Investigation of aluminum-based nanocomposites with ultra-high strength

Previously, we reported ultra-high compressive strength (up to 1065 MPa) for a bulk aluminum-based metal matrix nanocomposite [J. Ye, B.Q. Han, Z. Lee, B. Ahn, S.R. Nutt, J.M. Schoenung, Scr. Mater. 53 (2005) 481-486]. The mechanisms that are responsible for this significant strength increase over conventional materials (∼225 MPa, H. Zhang, M.W. Chen, K.T. Ramesh, J. Ye, J.M. Schoenung, E.S.C. Chin, Mater. Sci. Eng. A: Struct. Mater. Prop. Microstruct. Process. 433 (2006) 70-82) and even over other equivalent nanocrystalline materials (∼470 MPa, R.G. Vogt, Z. Zhang, T.D. Topping, E.J. Lavernia, J.M. Schoenung, J. Mater. Process. Technol., 209 (2009) 5046-5053) have not been studied in detail. The material consists of boron carbide reinforcement in a matrix with both coarse-grained and ultrafine-grained Al 5083; the processing introduces secondary phase dispersoids and dislocations.

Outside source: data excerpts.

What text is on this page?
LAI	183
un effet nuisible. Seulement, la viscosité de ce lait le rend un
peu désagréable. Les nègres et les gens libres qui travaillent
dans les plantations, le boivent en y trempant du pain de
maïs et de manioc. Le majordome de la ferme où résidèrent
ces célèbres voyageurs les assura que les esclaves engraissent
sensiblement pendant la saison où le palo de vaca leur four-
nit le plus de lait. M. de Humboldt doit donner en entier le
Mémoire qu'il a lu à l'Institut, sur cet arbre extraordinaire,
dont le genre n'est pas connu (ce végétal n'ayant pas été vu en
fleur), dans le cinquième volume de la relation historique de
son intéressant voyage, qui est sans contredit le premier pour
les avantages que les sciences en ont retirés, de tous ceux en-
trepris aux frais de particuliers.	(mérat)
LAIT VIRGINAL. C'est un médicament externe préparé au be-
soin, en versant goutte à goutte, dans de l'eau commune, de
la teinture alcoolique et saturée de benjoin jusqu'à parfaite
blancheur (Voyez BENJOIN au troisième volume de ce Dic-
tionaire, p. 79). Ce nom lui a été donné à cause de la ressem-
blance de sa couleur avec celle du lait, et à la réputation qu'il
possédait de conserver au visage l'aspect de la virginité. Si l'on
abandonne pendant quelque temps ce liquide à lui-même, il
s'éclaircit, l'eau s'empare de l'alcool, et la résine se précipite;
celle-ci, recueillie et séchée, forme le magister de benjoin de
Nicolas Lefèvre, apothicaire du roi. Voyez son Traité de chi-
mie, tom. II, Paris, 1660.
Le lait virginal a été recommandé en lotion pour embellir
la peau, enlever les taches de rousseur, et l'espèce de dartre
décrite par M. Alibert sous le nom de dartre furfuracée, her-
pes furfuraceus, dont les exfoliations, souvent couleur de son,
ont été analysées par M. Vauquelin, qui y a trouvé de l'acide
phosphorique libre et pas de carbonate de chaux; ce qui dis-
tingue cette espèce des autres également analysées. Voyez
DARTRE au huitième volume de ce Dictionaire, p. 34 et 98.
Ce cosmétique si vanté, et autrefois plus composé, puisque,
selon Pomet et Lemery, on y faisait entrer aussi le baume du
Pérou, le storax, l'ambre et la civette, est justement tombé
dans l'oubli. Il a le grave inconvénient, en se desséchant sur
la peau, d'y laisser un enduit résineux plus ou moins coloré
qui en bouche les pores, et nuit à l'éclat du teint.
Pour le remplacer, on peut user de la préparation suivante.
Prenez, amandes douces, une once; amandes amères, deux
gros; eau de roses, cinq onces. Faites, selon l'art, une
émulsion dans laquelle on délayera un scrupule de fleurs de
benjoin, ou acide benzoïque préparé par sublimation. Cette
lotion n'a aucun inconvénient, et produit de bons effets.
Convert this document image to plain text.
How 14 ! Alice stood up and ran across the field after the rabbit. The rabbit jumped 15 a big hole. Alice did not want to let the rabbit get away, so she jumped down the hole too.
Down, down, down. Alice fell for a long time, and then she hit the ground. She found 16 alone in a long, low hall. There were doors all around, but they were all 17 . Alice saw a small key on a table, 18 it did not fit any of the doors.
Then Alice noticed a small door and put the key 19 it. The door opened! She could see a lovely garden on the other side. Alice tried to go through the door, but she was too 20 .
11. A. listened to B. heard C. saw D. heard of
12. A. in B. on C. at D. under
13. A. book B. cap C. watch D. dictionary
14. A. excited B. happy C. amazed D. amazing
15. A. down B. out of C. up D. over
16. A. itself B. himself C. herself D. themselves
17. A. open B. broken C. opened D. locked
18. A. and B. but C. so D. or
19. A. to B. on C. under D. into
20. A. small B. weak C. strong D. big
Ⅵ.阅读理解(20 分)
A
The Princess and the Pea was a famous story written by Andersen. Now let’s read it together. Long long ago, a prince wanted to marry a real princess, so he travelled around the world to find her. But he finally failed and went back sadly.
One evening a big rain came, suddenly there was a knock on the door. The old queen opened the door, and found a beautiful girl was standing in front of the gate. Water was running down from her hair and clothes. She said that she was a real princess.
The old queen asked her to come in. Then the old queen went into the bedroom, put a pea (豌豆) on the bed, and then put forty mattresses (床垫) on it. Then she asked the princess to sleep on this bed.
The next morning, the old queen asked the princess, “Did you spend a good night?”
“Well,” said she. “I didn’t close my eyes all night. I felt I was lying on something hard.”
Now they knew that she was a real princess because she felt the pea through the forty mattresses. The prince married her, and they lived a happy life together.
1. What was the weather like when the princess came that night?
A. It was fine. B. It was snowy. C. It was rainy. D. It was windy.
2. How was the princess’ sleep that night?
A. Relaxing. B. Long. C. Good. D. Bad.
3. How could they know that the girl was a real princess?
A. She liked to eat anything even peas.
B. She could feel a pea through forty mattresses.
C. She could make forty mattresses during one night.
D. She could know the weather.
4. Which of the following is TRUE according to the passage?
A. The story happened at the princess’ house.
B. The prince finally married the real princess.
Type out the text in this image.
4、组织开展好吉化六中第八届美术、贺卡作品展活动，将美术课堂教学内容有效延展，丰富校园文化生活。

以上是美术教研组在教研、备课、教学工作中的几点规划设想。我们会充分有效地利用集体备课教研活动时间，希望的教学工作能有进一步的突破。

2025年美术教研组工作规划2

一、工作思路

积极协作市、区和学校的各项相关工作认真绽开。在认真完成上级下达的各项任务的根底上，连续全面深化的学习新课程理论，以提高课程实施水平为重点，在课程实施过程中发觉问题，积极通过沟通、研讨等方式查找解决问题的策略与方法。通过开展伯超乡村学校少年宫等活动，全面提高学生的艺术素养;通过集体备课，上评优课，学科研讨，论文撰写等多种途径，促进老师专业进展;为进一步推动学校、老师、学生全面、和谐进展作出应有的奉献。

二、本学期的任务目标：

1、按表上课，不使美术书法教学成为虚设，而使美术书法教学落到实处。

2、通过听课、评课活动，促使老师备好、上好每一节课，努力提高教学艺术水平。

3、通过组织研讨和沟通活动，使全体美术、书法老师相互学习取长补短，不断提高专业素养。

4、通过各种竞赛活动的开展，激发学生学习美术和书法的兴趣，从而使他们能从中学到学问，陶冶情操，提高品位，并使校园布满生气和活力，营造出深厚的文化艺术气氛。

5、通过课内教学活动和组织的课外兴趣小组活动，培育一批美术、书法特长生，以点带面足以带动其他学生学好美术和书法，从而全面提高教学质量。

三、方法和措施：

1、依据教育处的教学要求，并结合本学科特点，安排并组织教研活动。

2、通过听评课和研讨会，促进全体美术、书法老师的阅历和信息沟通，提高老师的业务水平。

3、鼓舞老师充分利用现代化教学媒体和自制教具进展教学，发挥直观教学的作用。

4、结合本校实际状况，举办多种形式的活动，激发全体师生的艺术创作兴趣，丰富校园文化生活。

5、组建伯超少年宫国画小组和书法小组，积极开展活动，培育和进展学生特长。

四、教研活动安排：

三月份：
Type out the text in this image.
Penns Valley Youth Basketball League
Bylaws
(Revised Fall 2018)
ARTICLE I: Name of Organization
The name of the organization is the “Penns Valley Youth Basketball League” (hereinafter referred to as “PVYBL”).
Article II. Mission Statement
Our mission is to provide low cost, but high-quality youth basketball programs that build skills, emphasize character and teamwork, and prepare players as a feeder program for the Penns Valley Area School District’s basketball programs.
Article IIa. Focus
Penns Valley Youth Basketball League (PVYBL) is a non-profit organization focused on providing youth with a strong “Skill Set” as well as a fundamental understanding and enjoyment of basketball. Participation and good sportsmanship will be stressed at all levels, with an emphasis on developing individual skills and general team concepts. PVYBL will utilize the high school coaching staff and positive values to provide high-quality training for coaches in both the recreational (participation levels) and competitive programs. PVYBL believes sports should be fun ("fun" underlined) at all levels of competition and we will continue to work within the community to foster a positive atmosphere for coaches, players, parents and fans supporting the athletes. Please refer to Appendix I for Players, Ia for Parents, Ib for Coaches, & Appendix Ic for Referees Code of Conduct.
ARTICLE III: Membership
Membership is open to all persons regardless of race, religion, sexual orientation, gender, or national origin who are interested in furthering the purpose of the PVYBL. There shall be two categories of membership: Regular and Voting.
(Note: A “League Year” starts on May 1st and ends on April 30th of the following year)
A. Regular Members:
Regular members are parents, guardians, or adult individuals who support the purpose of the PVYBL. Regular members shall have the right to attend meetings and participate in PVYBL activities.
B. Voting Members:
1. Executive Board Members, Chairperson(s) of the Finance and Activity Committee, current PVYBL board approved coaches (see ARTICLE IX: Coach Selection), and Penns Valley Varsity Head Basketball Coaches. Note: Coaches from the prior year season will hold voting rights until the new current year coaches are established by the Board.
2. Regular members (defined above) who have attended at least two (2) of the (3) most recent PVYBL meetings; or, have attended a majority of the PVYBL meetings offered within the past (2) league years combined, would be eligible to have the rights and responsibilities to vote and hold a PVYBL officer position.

In this work, we systematically investigate the microstructural origins and the strengthening mechanisms, including Hall-Petch, Orowan and Taylor, as appropriate to each phase constituent. To provide insight into the relative contributions of these mechanisms, we calculate overall strength using rule-of-mixtures, modified shear-lag model, and Mori-Tanaka method.